Salientem-se os «poderes criadores do povo», os
únicos verdadeiramente constituintes. Certo, ainda, que o art. 1º reafirma a
fidelidade à doutrina de Bolívar. Logo no art. 3º insiste-se «no exercício
democrático da vontade popular», enquanto no art. 5º consta a clara
adesão à soberania popular: «A soberania reside intransferivelmente no povo,
que a exerce diretamente na forma prevista nesta Constituição e na lei, e,
indiretamente, mediante sufrágio, pelos órgãos que exercem o Poder Público. Os
órgãos do Estado emanam da soberania popular e a ela estão
submetidos».
Na
Carta Constitucional da Bolívia (1826), o Libertador pretendeu instituir uma
forma de governo bastante diferente dos modelos então vigentes na Europa. Por
isso estabelece que «O governo da Bolívia é popular representativo» e, em outro
passo, «o poder supremo se divide para seu exercício em quatro seções:
Eleitoral, Legislativa, Executiva e Judicial».
4. – Democracia
participativa. Plurietnia.
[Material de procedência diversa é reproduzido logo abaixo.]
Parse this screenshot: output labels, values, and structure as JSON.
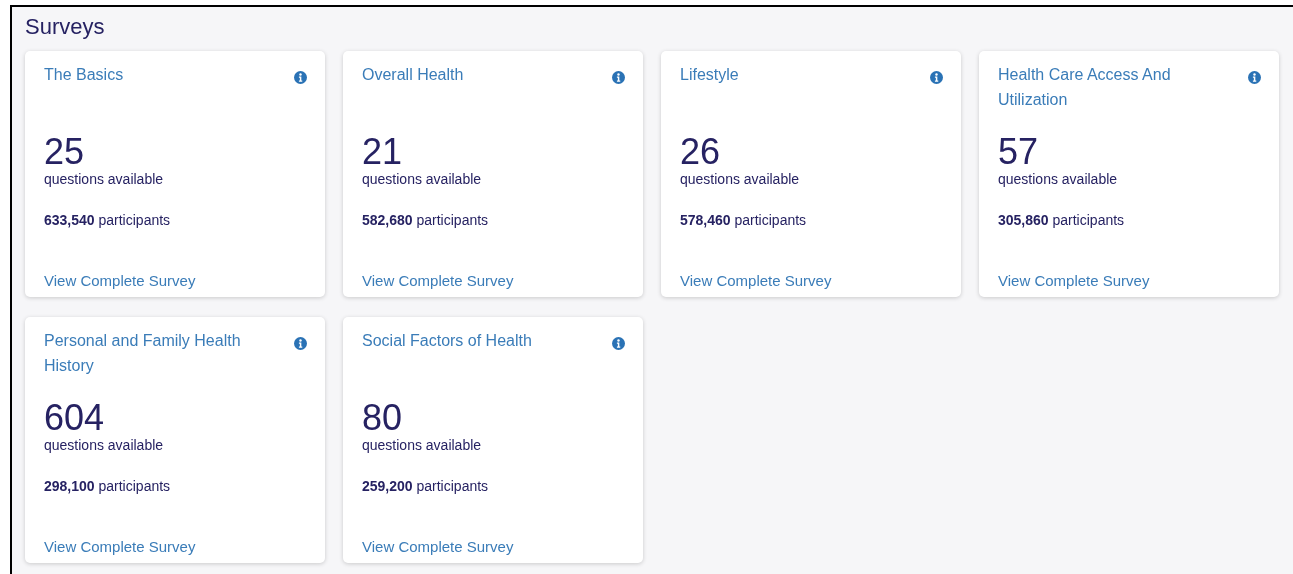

Revogabilidade dos “mandatos”
Acena, ainda, o preâmbulo com o regime político e o
Estado que se pretende regular constitucionalmente, revelando valores presentes
naquela linha já referida (Rousseau-Bolívar), o que significa, também, anunciar
paradigmas do Direito Público Romano.
Assim é que ali se fala em «refundar a República»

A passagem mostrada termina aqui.